Conforme esperado, os juízes deram a pena máxima de 20 anos de prisão a Dominique Pelicot. Desde o início do julgamento, Pelicot declarou-se culpado, e confirmou ter administrado ansiolíticos às escondidas à sua então esposa entre 2011 e 2020, para fazê-la adormecer e violentá-la juntamente com indivíduos que contatava pela internet.
No entanto, o tribunal também condenou os outros 50 réus a penas entre três e 15 anos de prisão, inferiores às solicitadas pela promotoria, o que gerou mal-estar nos três filhos de Gisèle e Dominique Pelicot, e entre coletivos feministas.
"Os filhos estão decepcionados com as penas baixas", comentou um familiar, que pediu para não ser identificado, indicando que nenhum deles quis falar com o pai após a condenação.
"Respeito" a sentença, disse em breve declaração para a imprensa Gisèle, a quem o jornal The New York Times chamou de "heroína feminista" por recusar um julgamento a portas fechadas, ao qual tinha direito como vítima, para que "a vergonha mude de lado".
"Penso nas vítimas não reconhecidas, cujas histórias costumam permanecer na sombra. Quero que vocês saibam que compartilhamos o mesmo combate", acrescentou a mulher, desejando "um futuro no qual todos, mulheres e homens, possam viver em harmonia".
Decepção com penas
A expectativa era enorme dentro e fora do Palácio de Justiça de Avignon. Diante de jornalistas de 180 veículos credenciados - 86 deles, estrangeiros -, os cinco magistrados do tribunal anunciaram as sentenças, que começou pela do principal acusado.
"Senhor Pelicot (...), o declaramos culpado de estupro com agravantes", declarou Roger Arata, o presidente do tribunal. De pé, o condenado de 72 anos não esboçou reação.Apesar disso, o anúncio da pena rigorosa o afetou. Sua advogada, Béatrice Zavarro, não descartou recorrer da decisão.
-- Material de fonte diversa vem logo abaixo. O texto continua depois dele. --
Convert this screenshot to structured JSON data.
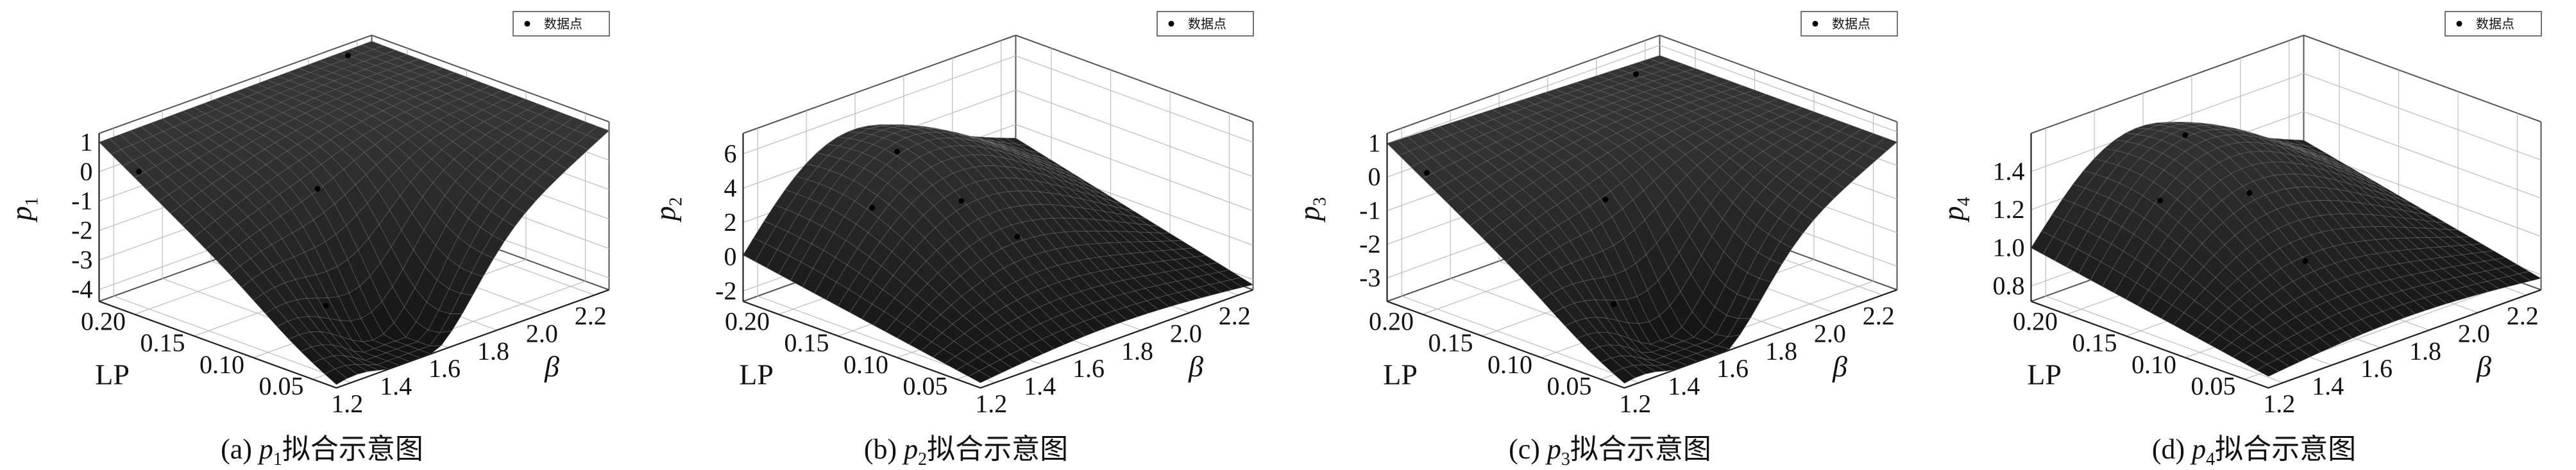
{
  "legend_label": "数据点",
  "panels": [
    {
      "caption_prefix": "(a) ",
      "caption_var": "p",
      "caption_sub": "1",
      "caption_suffix": "拟合示意图"
    },
    {
      "caption_prefix": "(b) ",
      "caption_var": "p",
      "caption_sub": "2",
      "caption_suffix": "拟合示意图"
    },
    {
      "caption_prefix": "(c) ",
      "caption_var": "p",
      "caption_sub": "3",
      "caption_suffix": "拟合示意图"
    },
    {
      "caption_prefix": "(d) ",
      "caption_var": "p",
      "caption_sub": "4",
      "caption_suffix": "拟合示意图"
    }
  ],
  "chart_data": [
    {
      "type": "surface",
      "title": "",
      "zlabel": "p1",
      "xlabel": "β",
      "ylabel": "LP",
      "x_ticks": [
        "1.2",
        "1.4",
        "1.6",
        "1.8",
        "2.0",
        "2.2"
      ],
      "y_ticks": [
        "0.05",
        "0.10",
        "0.15",
        "0.20"
      ],
      "z_ticks": [
        "-4",
        "-3",
        "-2",
        "-1",
        "0",
        "1"
      ],
      "xlim": [
        1.15,
        2.3
      ],
      "ylim": [
        0.03,
        0.2
      ],
      "zlim": [
        -4.4,
        1.3
      ],
      "legend": "数据点",
      "legend_position": "top-right",
      "grid": true,
      "surface_corners": {
        "lp_min_beta_min": -4.1,
        "lp_min_beta_max": 1.0,
        "lp_max_beta_min": 1.0,
        "lp_max_beta_max": 1.1
      },
      "data_points": [
        {
          "beta": 2.2,
          "lp": 0.2,
          "value": 0.9
        },
        {
          "beta": 1.2,
          "lp": 0.18,
          "value": 0.2
        },
        {
          "beta": 1.6,
          "lp": 0.12,
          "value": -0.5
        },
        {
          "beta": 1.4,
          "lp": 0.08,
          "value": -3.2
        }
      ]
    },
    {
      "type": "surface",
      "title": "",
      "zlabel": "p2",
      "xlabel": "β",
      "ylabel": "LP",
      "x_ticks": [
        "1.2",
        "1.4",
        "1.6",
        "1.8",
        "2.0",
        "2.2"
      ],
      "y_ticks": [
        "0.05",
        "0.10",
        "0.15",
        "0.20"
      ],
      "z_ticks": [
        "-2",
        "0",
        "2",
        "4",
        "6"
      ],
      "xlim": [
        1.15,
        2.3
      ],
      "ylim": [
        0.03,
        0.2
      ],
      "zlim": [
        -2.6,
        7.2
      ],
      "legend": "数据点",
      "legend_position": "top-right",
      "grid": true,
      "surface_corners": {
        "lp_min_beta_min": -2.3,
        "lp_min_beta_max": -2.3,
        "lp_max_beta_min": 0.1,
        "lp_max_beta_max": 1.2
      },
      "data_points": [
        {
          "beta": 1.4,
          "lp": 0.15,
          "value": 3.1
        },
        {
          "beta": 1.6,
          "lp": 0.12,
          "value": 3.4
        },
        {
          "beta": 1.8,
          "lp": 0.2,
          "value": 2.9
        },
        {
          "beta": 1.6,
          "lp": 0.08,
          "value": 2.5
        }
      ]
    },
    {
      "type": "surface",
      "title": "",
      "zlabel": "p3",
      "xlabel": "β",
      "ylabel": "LP",
      "x_ticks": [
        "1.2",
        "1.4",
        "1.6",
        "1.8",
        "2.0",
        "2.2"
      ],
      "y_ticks": [
        "0.05",
        "0.10",
        "0.15",
        "0.20"
      ],
      "z_ticks": [
        "-3",
        "-2",
        "-1",
        "0",
        "1"
      ],
      "xlim": [
        1.15,
        2.3
      ],
      "ylim": [
        0.03,
        0.2
      ],
      "zlim": [
        -3.7,
        1.3
      ],
      "legend": "数据点",
      "legend_position": "top-right",
      "grid": true,
      "surface_corners": {
        "lp_min_beta_min": -3.4,
        "lp_min_beta_max": 0.7,
        "lp_max_beta_min": 1.0,
        "lp_max_beta_max": 0.7
      },
      "data_points": [
        {
          "beta": 2.2,
          "lp": 0.2,
          "value": 0.4
        },
        {
          "beta": 1.2,
          "lp": 0.18,
          "value": 0.3
        },
        {
          "beta": 1.6,
          "lp": 0.12,
          "value": -0.6
        },
        {
          "beta": 1.4,
          "lp": 0.08,
          "value": -2.6
        }
      ]
    },
    {
      "type": "surface",
      "title": "",
      "zlabel": "p4",
      "xlabel": "β",
      "ylabel": "LP",
      "x_ticks": [
        "1.2",
        "1.4",
        "1.6",
        "1.8",
        "2.0",
        "2.2"
      ],
      "y_ticks": [
        "0.05",
        "0.10",
        "0.15",
        "0.20"
      ],
      "z_ticks": [
        "0.8",
        "1.0",
        "1.2",
        "1.4"
      ],
      "xlim": [
        1.15,
        2.3
      ],
      "ylim": [
        0.03,
        0.2
      ],
      "zlim": [
        0.72,
        1.6
      ],
      "legend": "数据点",
      "legend_position": "top-right",
      "grid": true,
      "surface_corners": {
        "lp_min_beta_min": 0.78,
        "lp_min_beta_max": 0.78,
        "lp_max_beta_min": 1.0,
        "lp_max_beta_max": 1.05
      },
      "data_points": [
        {
          "beta": 1.4,
          "lp": 0.15,
          "value": 1.27
        },
        {
          "beta": 1.6,
          "lp": 0.12,
          "value": 1.3
        },
        {
          "beta": 1.8,
          "lp": 0.2,
          "value": 1.3
        },
        {
          "beta": 1.6,
          "lp": 0.08,
          "value": 1.05
        }
      ]
    }
  ]
}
A justiça também declarou culpados os outros 50 réus, apesar de cerca de 30 deles terem pedido a absolvição por considerarem que foram "manipulados" por Dominique Pelicot, a quem chamaram de "monstro", "lobo" e "ogro".
No entanto, as penas impostas foram recebidas com decepção nos arredores do tribunal, onde membros de coletivos feministas estavam reunidos. A promotoria tinha pedido de quatro a 18 anos de prisão. "Vergonha para a justiça!", gritaram alguns manifestantes, em meio a um forte dispositivo policial. "Meu cliente ficou livre e lhes agradece", respondeu um dos advogados de defesa.
Dos 32 réus que compareceram em liberdade, seis não irão diretamente para a prisão, apesar de terem sido condenados. Dentro da corte, o anúncio de penas inferiores às solicitadas também causou confusão entre os acusados. "Não vou aconselhá-lo a recorrer", disse um advogado de defesa a uma colega. Seus clientes foram condenados a menos de 10 anos.
"Coragem" em tornar caso aberto
A decisão foi acompanhada de perto na França e no exterior, onde este julgamento do crime e resiliência da vítima se tornaram um símbolo das agressões sexuais contra mulheres. Os acusados, com idades entre 27 e 74 anos, têm perfis sociais variados.
"Quanta dignidade. Obrigado, Gisèle Pelicot", escreveu na rede X (antigo Twitter) o chefe de governo espanhol, o socialista Pedro Sánchez, enquanto o chanceler alemão, Olaf Scholz, destacou a "coragem" de Pelicot.
A classe política francesa também elogiou de forma unânime a "coragem" da vítima, um "símbolo das mulheres invisíveis".
Incomum por sua duração, pelo número de acusados e, sobretudo, pela atrocidade dos fatos denunciados, este julgamento já fez história. Associações feministas esperam que o caso mude a atitude da sociedade e do tribunal diante de casos de estupros e outras agressões sexuais, denunciados anualmente por mais de 200 mil mulheres apenas na França.
"A luta contra a impunidade está longe de terminar", ressaltou a organização francesa Fondation des Femmes, para a qual este julgamento permitiu lançar luz sobre "a existência do estupro conjugal, a banalidade dos estupradores e o alcance da submissão química".